Walter Lübcke - LKA richtet Sonderkommission ein Im Todesfall des Kasseler Regierungspräsidenten gehen Ermittler von einem Tötungsdelikt aus. Die Präsidentin des Hessischen Landeskriminalamtes warnt vor Spekulationen. © Foto: picture alliance/Swen Pförtner/dpa

Nach dem Tod des Kasseler Regierungspräsidenten Walter Lübcke gehen die Ermittler von einem Tötungsdelikt aus. Wie das Landeskriminalamt und die Staatsanwaltschaft auf einer Pressekonferenz mitteilten, starb der CDU-Politiker durch einen Schuss in den Kopf. Dieser sei vermutlich von einer Kurzwaffe aus der Nähe abgefeuert worden.

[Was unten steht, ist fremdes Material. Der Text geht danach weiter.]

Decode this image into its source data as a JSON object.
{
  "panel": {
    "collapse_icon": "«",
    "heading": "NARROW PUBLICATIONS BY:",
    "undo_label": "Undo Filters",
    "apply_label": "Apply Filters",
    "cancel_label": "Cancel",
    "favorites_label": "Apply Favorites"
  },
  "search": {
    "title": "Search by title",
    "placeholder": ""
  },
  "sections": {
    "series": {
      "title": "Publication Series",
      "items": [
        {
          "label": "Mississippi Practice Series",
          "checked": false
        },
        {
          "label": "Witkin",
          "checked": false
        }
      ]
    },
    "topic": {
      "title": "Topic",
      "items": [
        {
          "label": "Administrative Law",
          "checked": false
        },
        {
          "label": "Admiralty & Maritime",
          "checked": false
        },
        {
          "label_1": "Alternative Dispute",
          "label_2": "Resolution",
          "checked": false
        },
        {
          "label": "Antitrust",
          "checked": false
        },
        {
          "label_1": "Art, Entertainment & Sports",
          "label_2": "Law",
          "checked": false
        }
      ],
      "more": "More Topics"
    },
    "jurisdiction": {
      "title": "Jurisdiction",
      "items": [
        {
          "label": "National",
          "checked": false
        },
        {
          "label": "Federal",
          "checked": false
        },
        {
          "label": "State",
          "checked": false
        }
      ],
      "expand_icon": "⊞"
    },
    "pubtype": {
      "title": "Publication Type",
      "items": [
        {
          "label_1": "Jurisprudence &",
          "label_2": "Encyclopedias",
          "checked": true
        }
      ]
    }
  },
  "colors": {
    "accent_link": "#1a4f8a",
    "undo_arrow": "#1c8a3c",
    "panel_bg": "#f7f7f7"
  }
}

Nach Angaben der Staatsanwaltschaft haben sich keine Hinweise auf einen Suizid ergeben. Wer für Lübckes Tod verantwortlich sein könnte, ist unklar. "Wir haben noch keine Hinweise auf Täter und vor allem noch nichts zum Motiv", sagte LKA-Chefin Sabine Thurau. Die Staatsanwaltschaft Kassel leitete ein Ermittlungsverfahren gegen Unbekannt wegen des Verdachts der Tötung ein.

Ermittelt werde mit Hochdruck in alle Richtungen, hieß es. Oberstaatsanwalt Horst Streiff sagte auf die Frage, ob die Tat in Zusammenhang mit früheren Morddrohungen gegen Lübcke während des Flüchtlingszuzugs stehen könnte, zu einem solchen Motiv gebe es noch keine Erkenntnisse. Die LKA-Chefin bat darum, nicht über die Tat und mögliche Hintergründe zu spekulieren. Auch sie sagte: "Wir ermitteln in alle Richtungen." Es seien eine Telefonhotline und eine Mailadresse für Hinweise von Zeugen eingerichtet worden.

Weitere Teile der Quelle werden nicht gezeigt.